We have about 50-ish DB tables, most of which have 300-800 million rows. About 10 have > 1 billion rows. Five have > 3 billion rows. We are adding about 4TB/month. Several new aspects of our business promise to increase the rate at which we generate data that must be stored. Naturally, our users are concerned about the never ending increase in loaded storage costs.
The SAs, DBAs and my boss have finally bombarded our (extremely well educated, yet computer illiterate) users with enough demands that they HAVE to let us partition the tables so that the data can be aged and periodically moved to cheaper offline storage (within in a reasonable time frame) beyond a certain point.
We presented two options:
1. Modify the existing tables to have an unused "partitionId" column; modify the application to start generating partition id's for all new data, and insert data into both sets of tables (partitioned and unpartitioned). In the background, generate partition id's for all existing data. When that's done, copy the unpartitioned data with partition id key into the partitioned tables. Finally, drop the old tables to reclaim space. Time required: several people for one year to write all the necessary scripts, run them on modest enough chunks of data so as to keep the transaction size mangeable, and to not bury the network, incinerate the logs, and so forth.
2. Create new (empty) partitioned tables. Change the code to insert only into the partitioned tables. Create a view to let the users look up data that's in either table. Time required: 2-3 months to write and test scripts, change existing stored procs to use the new table names, and verify there are no ripple effects into other systems.
Yes, there are other variants, but these were the options that minimized special case handling.
Method 1 carries considerable cost: duplicating all the affected tables for a year. It carries considerable risk (our data is not well sanitized, so an orhpaned row could trash a large update, with massive rollbacks, etc). It will take a very long time to do all the grinding.

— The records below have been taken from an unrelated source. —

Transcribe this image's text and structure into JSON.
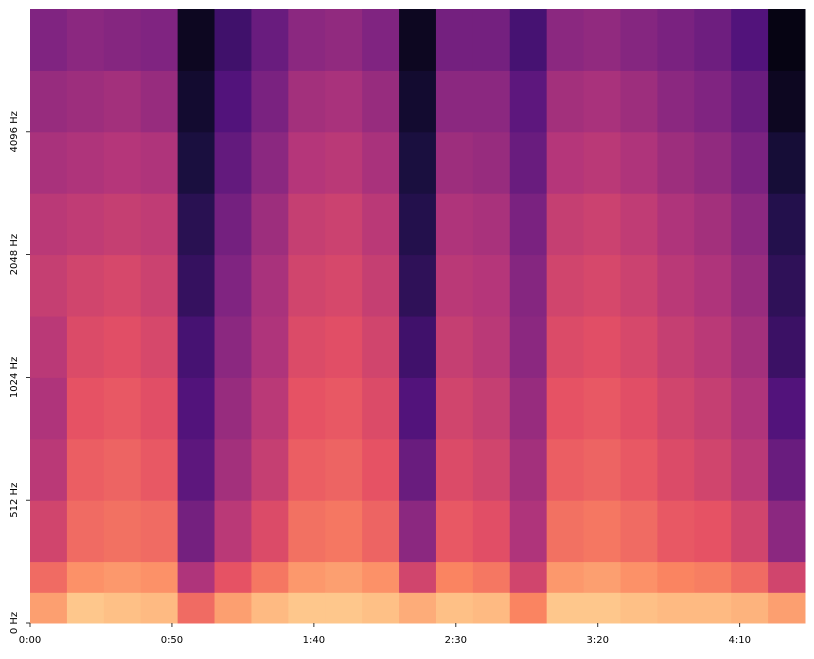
{
  "chart_data": {
    "type": "spectrogram",
    "colormap": "magma",
    "clim": [
      -70,
      0
    ],
    "yscale": "symlog",
    "linthresh": 512,
    "base": 2,
    "time_edges": [
      0,
      13,
      26,
      39,
      52,
      65,
      78,
      91,
      104,
      117,
      130,
      143,
      156,
      169,
      182,
      195,
      208,
      221,
      234,
      247,
      260,
      273
    ],
    "freq_edges": [
      0,
      128,
      256,
      512,
      724,
      1024,
      1448,
      2048,
      2896,
      4096,
      5793,
      8192
    ],
    "values": [
      [
        -14,
        -22,
        -30,
        -34,
        -36,
        -34,
        -32,
        -34,
        -37,
        -40,
        -44
      ],
      [
        -8,
        -16,
        -22,
        -24,
        -26,
        -28,
        -30,
        -33,
        -36,
        -39,
        -42
      ],
      [
        -9,
        -15,
        -21,
        -23,
        -25,
        -27,
        -29,
        -32,
        -35,
        -38,
        -43
      ],
      [
        -10,
        -16,
        -22,
        -25,
        -27,
        -29,
        -31,
        -33,
        -36,
        -40,
        -44
      ],
      [
        -22,
        -36,
        -46,
        -50,
        -52,
        -54,
        -57,
        -59,
        -62,
        -64,
        -66
      ],
      [
        -14,
        -26,
        -34,
        -38,
        -40,
        -42,
        -44,
        -46,
        -49,
        -52,
        -55
      ],
      [
        -10,
        -20,
        -28,
        -32,
        -34,
        -36,
        -37,
        -39,
        -42,
        -45,
        -48
      ],
      [
        -8,
        -15,
        -21,
        -24,
        -26,
        -28,
        -30,
        -32,
        -35,
        -38,
        -42
      ],
      [
        -8,
        -14,
        -20,
        -23,
        -25,
        -27,
        -29,
        -31,
        -34,
        -37,
        -41
      ],
      [
        -9,
        -16,
        -23,
        -26,
        -28,
        -30,
        -32,
        -34,
        -37,
        -40,
        -44
      ],
      [
        -12,
        -30,
        -42,
        -48,
        -52,
        -55,
        -58,
        -60,
        -62,
        -64,
        -66
      ],
      [
        -9,
        -18,
        -25,
        -28,
        -30,
        -32,
        -34,
        -36,
        -39,
        -42,
        -46
      ],
      [
        -10,
        -20,
        -27,
        -30,
        -32,
        -34,
        -35,
        -37,
        -40,
        -42,
        -46
      ],
      [
        -18,
        -30,
        -36,
        -38,
        -40,
        -42,
        -43,
        -45,
        -48,
        -50,
        -54
      ],
      [
        -8,
        -15,
        -21,
        -24,
        -26,
        -28,
        -30,
        -32,
        -35,
        -38,
        -42
      ],
      [
        -8,
        -14,
        -20,
        -23,
        -25,
        -27,
        -29,
        -31,
        -34,
        -37,
        -41
      ],
      [
        -9,
        -16,
        -22,
        -25,
        -27,
        -29,
        -31,
        -33,
        -36,
        -39,
        -43
      ],
      [
        -10,
        -18,
        -25,
        -28,
        -30,
        -32,
        -34,
        -36,
        -39,
        -42,
        -45
      ],
      [
        -10,
        -19,
        -26,
        -30,
        -32,
        -34,
        -36,
        -38,
        -41,
        -44,
        -47
      ],
      [
        -11,
        -22,
        -30,
        -34,
        -36,
        -38,
        -40,
        -42,
        -45,
        -48,
        -52
      ],
      [
        -14,
        -30,
        -42,
        -48,
        -52,
        -56,
        -58,
        -60,
        -63,
        -66,
        -68
      ]
    ],
    "xlim": [
      0,
      273
    ],
    "xticks": [
      {
        "value": 0,
        "label": "0:00"
      },
      {
        "value": 50,
        "label": "0:50"
      },
      {
        "value": 100,
        "label": "1:40"
      },
      {
        "value": 150,
        "label": "2:30"
      },
      {
        "value": 200,
        "label": "3:20"
      },
      {
        "value": 250,
        "label": "4:10"
      }
    ],
    "ylim": [
      0,
      8192
    ],
    "yticks": [
      {
        "value": 0,
        "label": "0 Hz"
      },
      {
        "value": 512,
        "label": "512 Hz"
      },
      {
        "value": 1024,
        "label": "1024 Hz"
      },
      {
        "value": 2048,
        "label": "2048 Hz"
      },
      {
        "value": 4096,
        "label": "4096 Hz"
      }
    ]
  }
}
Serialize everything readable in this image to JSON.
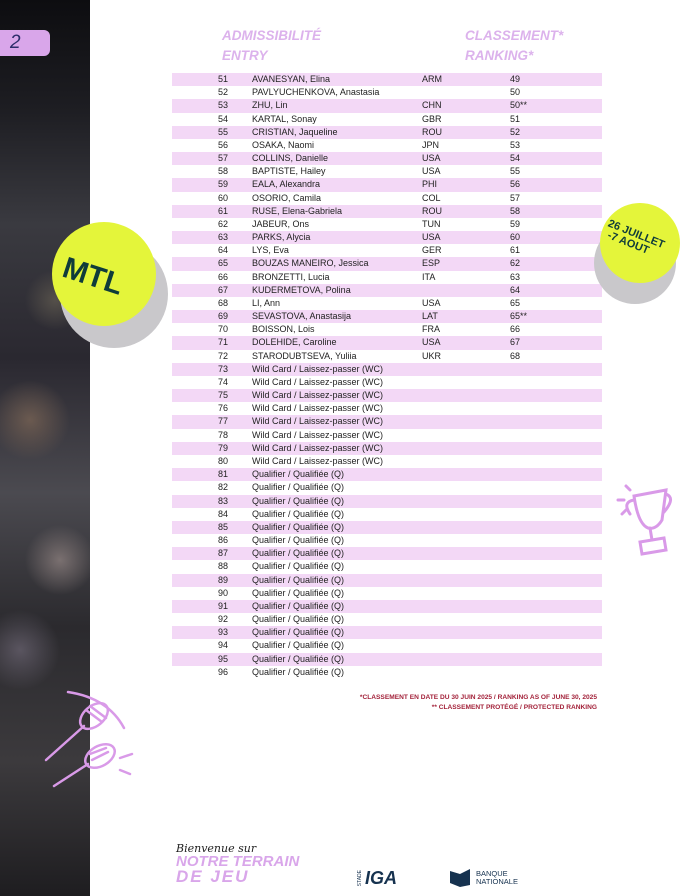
{
  "page_number": "2",
  "headers": {
    "entry_fr": "ADMISSIBILITÉ",
    "entry_en": "ENTRY",
    "ranking_fr": "CLASSEMENT*",
    "ranking_en": "RANKING*"
  },
  "rows": [
    {
      "num": "51",
      "name": "AVANESYAN, Elina",
      "country": "ARM",
      "rank": "49"
    },
    {
      "num": "52",
      "name": "PAVLYUCHENKOVA, Anastasia",
      "country": "",
      "rank": "50"
    },
    {
      "num": "53",
      "name": "ZHU, Lin",
      "country": "CHN",
      "rank": "50**"
    },
    {
      "num": "54",
      "name": "KARTAL, Sonay",
      "country": "GBR",
      "rank": "51"
    },
    {
      "num": "55",
      "name": "CRISTIAN, Jaqueline",
      "country": "ROU",
      "rank": "52"
    },
    {
      "num": "56",
      "name": "OSAKA, Naomi",
      "country": "JPN",
      "rank": "53"
    },
    {
      "num": "57",
      "name": "COLLINS, Danielle",
      "country": "USA",
      "rank": "54"
    },
    {
      "num": "58",
      "name": "BAPTISTE, Hailey",
      "country": "USA",
      "rank": "55"
    },
    {
      "num": "59",
      "name": "EALA, Alexandra",
      "country": "PHI",
      "rank": "56"
    },
    {
      "num": "60",
      "name": "OSORIO, Camila",
      "country": "COL",
      "rank": "57"
    },
    {
      "num": "61",
      "name": "RUSE, Elena-Gabriela",
      "country": "ROU",
      "rank": "58"
    },
    {
      "num": "62",
      "name": "JABEUR, Ons",
      "country": "TUN",
      "rank": "59"
    },
    {
      "num": "63",
      "name": "PARKS, Alycia",
      "country": "USA",
      "rank": "60"
    },
    {
      "num": "64",
      "name": "LYS, Eva",
      "country": "GER",
      "rank": "61"
    },
    {
      "num": "65",
      "name": "BOUZAS MANEIRO, Jessica",
      "country": "ESP",
      "rank": "62"
    },
    {
      "num": "66",
      "name": "BRONZETTI, Lucia",
      "country": "ITA",
      "rank": "63"
    },
    {
      "num": "67",
      "name": "KUDERMETOVA, Polina",
      "country": "",
      "rank": "64"
    },
    {
      "num": "68",
      "name": "LI, Ann",
      "country": "USA",
      "rank": "65"
    },
    {
      "num": "69",
      "name": "SEVASTOVA, Anastasija",
      "country": "LAT",
      "rank": "65**"
    },
    {
      "num": "70",
      "name": "BOISSON, Lois",
      "country": "FRA",
      "rank": "66"
    },
    {
      "num": "71",
      "name": "DOLEHIDE, Caroline",
      "country": "USA",
      "rank": "67"
    },
    {
      "num": "72",
      "name": "STARODUBTSEVA, Yuliia",
      "country": "UKR",
      "rank": "68"
    },
    {
      "num": "73",
      "name": "Wild Card / Laissez-passer (WC)",
      "country": "",
      "rank": ""
    },
    {
      "num": "74",
      "name": "Wild Card / Laissez-passer (WC)",
      "country": "",
      "rank": ""
    },
    {
      "num": "75",
      "name": "Wild Card / Laissez-passer (WC)",
      "country": "",
      "rank": ""
    },
    {
      "num": "76",
      "name": "Wild Card / Laissez-passer (WC)",
      "country": "",
      "rank": ""
    },
    {
      "num": "77",
      "name": "Wild Card / Laissez-passer (WC)",
      "country": "",
      "rank": ""
    },
    {
      "num": "78",
      "name": "Wild Card / Laissez-passer (WC)",
      "country": "",
      "rank": ""
    },
    {
      "num": "79",
      "name": "Wild Card / Laissez-passer (WC)",
      "country": "",
      "rank": ""
    },
    {
      "num": "80",
      "name": "Wild Card / Laissez-passer (WC)",
      "country": "",
      "rank": ""
    },
    {
      "num": "81",
      "name": "Qualifier / Qualifiée (Q)",
      "country": "",
      "rank": ""
    },
    {
      "num": "82",
      "name": "Qualifier / Qualifiée (Q)",
      "country": "",
      "rank": ""
    },
    {
      "num": "83",
      "name": "Qualifier / Qualifiée (Q)",
      "country": "",
      "rank": ""
    },
    {
      "num": "84",
      "name": "Qualifier / Qualifiée (Q)",
      "country": "",
      "rank": ""
    },
    {
      "num": "85",
      "name": "Qualifier / Qualifiée (Q)",
      "country": "",
      "rank": ""
    },
    {
      "num": "86",
      "name": "Qualifier / Qualifiée (Q)",
      "country": "",
      "rank": ""
    },
    {
      "num": "87",
      "name": "Qualifier / Qualifiée (Q)",
      "country": "",
      "rank": ""
    },
    {
      "num": "88",
      "name": "Qualifier / Qualifiée (Q)",
      "country": "",
      "rank": ""
    },
    {
      "num": "89",
      "name": "Qualifier / Qualifiée (Q)",
      "country": "",
      "rank": ""
    },
    {
      "num": "90",
      "name": "Qualifier / Qualifiée (Q)",
      "country": "",
      "rank": ""
    },
    {
      "num": "91",
      "name": "Qualifier / Qualifiée (Q)",
      "country": "",
      "rank": ""
    },
    {
      "num": "92",
      "name": "Qualifier / Qualifiée (Q)",
      "country": "",
      "rank": ""
    },
    {
      "num": "93",
      "name": "Qualifier / Qualifiée (Q)",
      "country": "",
      "rank": ""
    },
    {
      "num": "94",
      "name": "Qualifier / Qualifiée (Q)",
      "country": "",
      "rank": ""
    },
    {
      "num": "95",
      "name": "Qualifier / Qualifiée (Q)",
      "country": "",
      "rank": ""
    },
    {
      "num": "96",
      "name": "Qualifier / Qualifiée (Q)",
      "country": "",
      "rank": ""
    }
  ],
  "footnotes": {
    "ranking_date": "*CLASSEMENT EN DATE DU 30 JUIN 2025 / RANKING AS OF JUNE 30, 2025",
    "protected": "** CLASSEMENT PROTÉGÉ / PROTECTED RANKING"
  },
  "badges": {
    "city": "MTL",
    "dates_line1": "26 JUILLET",
    "dates_line2": "-7 AOUT"
  },
  "footer": {
    "slogan_line1": "Bienvenue sur",
    "slogan_line2": "NOTRE TERRAIN",
    "slogan_line3": "DE JEU",
    "stade_small": "STADE",
    "stade_logo": "IGA",
    "bank_line1": "BANQUE",
    "bank_line2": "NATIONALE"
  },
  "colors": {
    "row_stripe": "#f3d8f6",
    "header_lilac": "#dcb2ec",
    "ball_yellow": "#e4f53a",
    "ball_text": "#0f3b3a",
    "footnote_red": "#a3223a",
    "bank_navy": "#16324f"
  }
}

Method 2 carries virtually no cost (no additional storage will be required. The monthly allocation will simply go for the new tables instead of the old ones). There is virtually no risk, as any bad data in the old tables will continue to sit there, unaffected. Time to actually implement it is reduced to about an hour to run the rename scripts and install a new version of our software. All the DBAs, SAs, developers and development manageers agree method 2 is the way to go.
Our users decide they want method 1. Why? After a lot of back and forth; because we want to!
We're all banging our heads against our desks.